Having returned from the Annual Far West Conference of the Evangelical Theological Society, I have some reflections on some best practices, some of which were glaringly missing from this conference. I also have to say that last year’s Rethinking Hell Conference was run better, and my hopes for the upcoming June 10-11 RH conference are now up, and I plan to help make it the best it can be.
1. Plentiful Online References and Materials
In this age of mobile devices, no one wants to carry around bags full of colored fliers. If you’re giving away or selling your book, I’ll be glad to tote it. Glossy sales materials? No.
Also, please don’t hand me a printed schedule. Make ALL of the conference materials digital and easy to find online. Especially the schedule and map of the facility.
2. Helpful Staff
Ok, so I’ve got the digital map, but maybe I’m holding it upside down. Put clearly identifiable people at key locations to help guide me. Thank you.
3. Freebies and Discounts and Stuff to Buy
Schwag like pens, shirts, and Frisbees make life fun. Discount coupons of greater than 20% are good too, but 40% and up are preferable. And yes, I’ll buy your book if you have a table there and you give me a discount.
4. Time to Buy Stuff
Some conferences have vendors around, but no time in the schedule for milling about. Give me a longer lunch please. Or 20 minute breaks instead of 10.
5. Hotel Discounts
Even if the conference is only for one day, some of us travel to bet there. Get us a discount in or near the venue.
6. Limited Number of Concurrent Breakout Session Speakers
Please, if there are more than 4 speakers per breakout session, don’t make me choose just one. Spread the conference out over another day or make your selection of speakers more narrow. Or if you’re gonna make us choose from one of 10 speakers per session, be sure to offer recorded versions later (see below).

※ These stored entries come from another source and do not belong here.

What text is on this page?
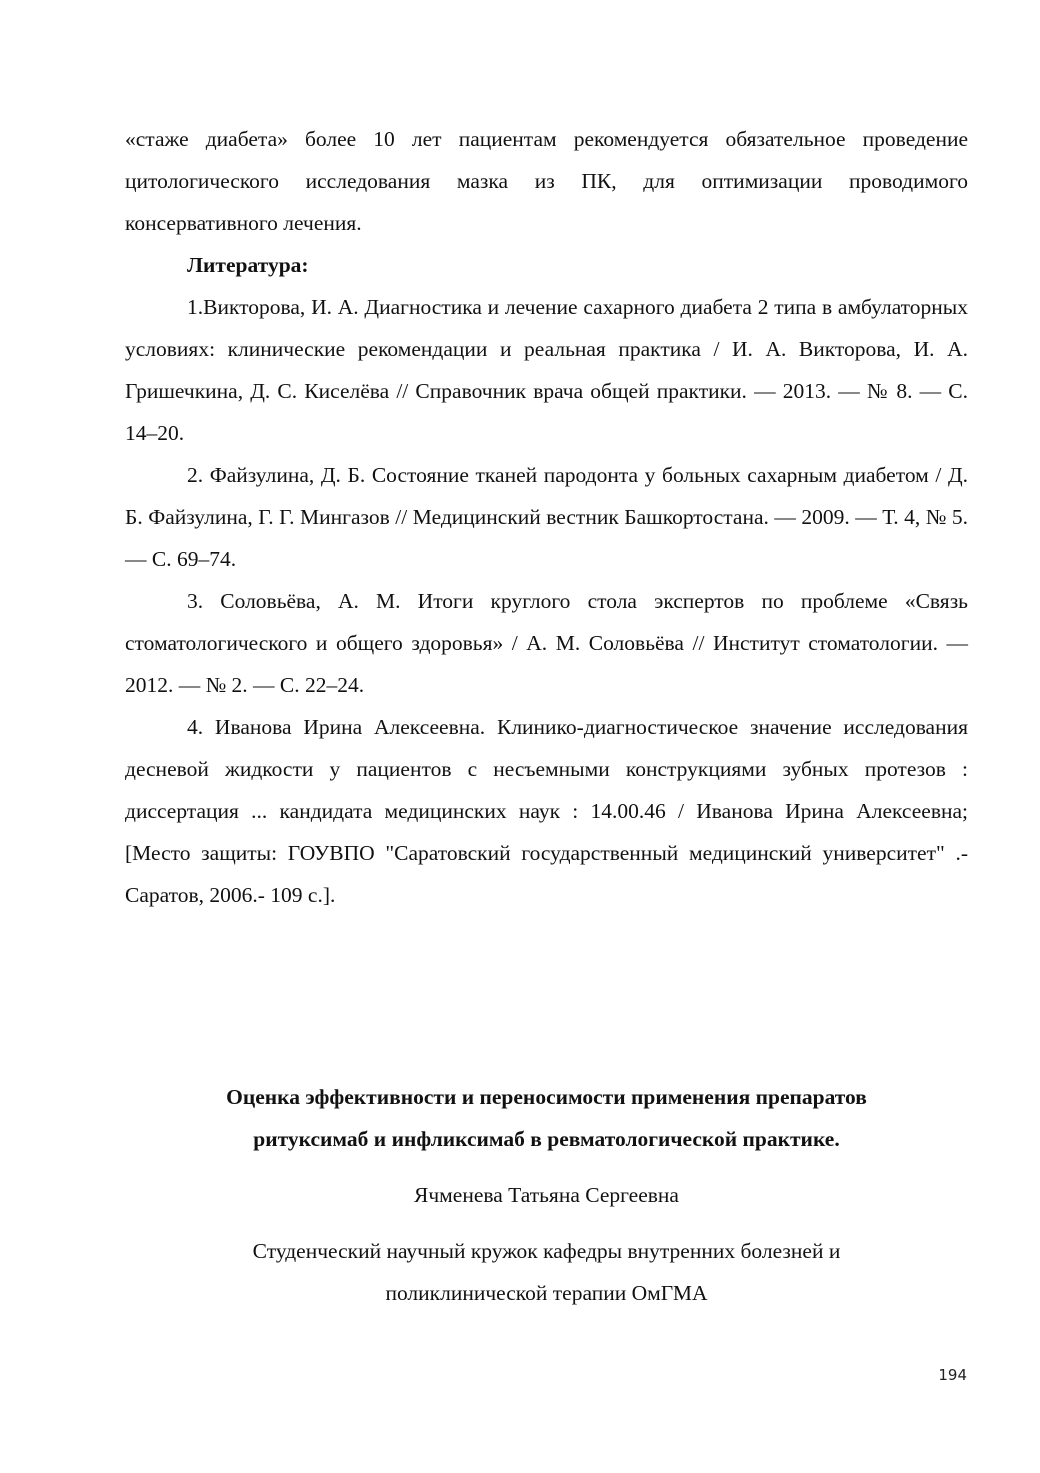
«стаже диабета» более 10 лет пациентам рекомендуется обязательное проведение цитологического исследования мазка из ПК, для оптимизации проводимого консервативного лечения.

Литература:

1.Викторова, И. А. Диагностика и лечение сахарного диабета 2 типа в амбулаторных условиях: клинические рекомендации и реальная практика / И. А. Викторова, И. А. Гришечкина, Д. С. Киселёва // Справочник врача общей практики. — 2013. — № 8. — С. 14–20.

2. Файзулина, Д. Б. Состояние тканей пародонта у больных сахарным диабетом / Д. Б. Файзулина, Г. Г. Мингазов // Медицинский вестник Башкортостана. — 2009. — Т. 4, № 5. — С. 69–74.

3. Соловьёва, А. М. Итоги круглого стола экспертов по проблеме «Связь стоматологического и общего здоровья» / А. М. Соловьёва // Институт стоматологии. — 2012. — № 2. — С. 22–24.

4. Иванова Ирина Алексеевна. Клинико-диагностическое значение исследования десневой жидкости у пациентов с несъемными конструкциями зубных протезов : диссертация ... кандидата медицинских наук : 14.00.46 / Иванова Ирина Алексеевна; [Место защиты: ГОУВПО "Саратовский государственный медицинский университет" .- Саратов, 2006.- 109 с.].

Оценка эффективности и переносимости применения препаратов
ритуксимаб и инфликсимаб в ревматологической практике.

Ячменева Татьяна Сергеевна

Студенческий научный кружок кафедры внутренних болезней и
поликлинической терапии ОмГМА

194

7. Video/audio recording of all breakout sessions
Of course I want to see more than one speaker per breakout session. If it’s worth saying, it’s worth recording for others to hear. Not recording your breakout sessions says that you don’t really value the speakers.
8. Free WiFi
This needs no justification.
9. Optional Catered Meals
Making people go off site for food is obnoxious, especially because you probably can’t give them enough time to drive around a busy city at lunchtime and expect them back in a timely manner. My recommendation? Food trucks.
10. Provide Bottled Water
Keep everyone hydrated. Plus, you can keep sugary drinks out of your venue; soda + carpets = stains.
We come to these events to socialize with like-minded geeks, so please help us talk by providing nametags (pre-printed or blank), and instruct us to put our name and institution on them. QED.
12. Social Event for Speakers / Organizers
When I come to speak, I want to hob-nob with the other speakers, who are supposedly as zealous about the conference as I am. These people are *doing* something, and I want to feed off of the energy and momentum they have. So Organizers, PLEASE set up more than one event at which we can mingle with our fellow speakers.
13. Projection Support for Speakers
Don’t make me bring flipcharts. I like using visuals, I don’t care how unhip hipsters think PowerPoint is. Sometimes, a chart is worth a thousand words.
14. Publishing Support
If you are not going to publish my paper or lecture, please give me options to capture it, even if it’s just a list of publishers who might be interested. Form some alliances for us instead of leaving it all on us.
15. Published Proceedings Package
Again, if it’s worth having the conference, it’s worth capturing it and offering some edited version for participants and others to buy. I know you need to recoup your costs, so sometimes post-production is too expensive, but there are plenty of online freelancer services like odesk.com (a favorite of mine), elance.com, peopleperhour.com, fiverr.com or freelancer.com.
I like Academic conferences, but they are not all created equal. Make yours better by following these best practices.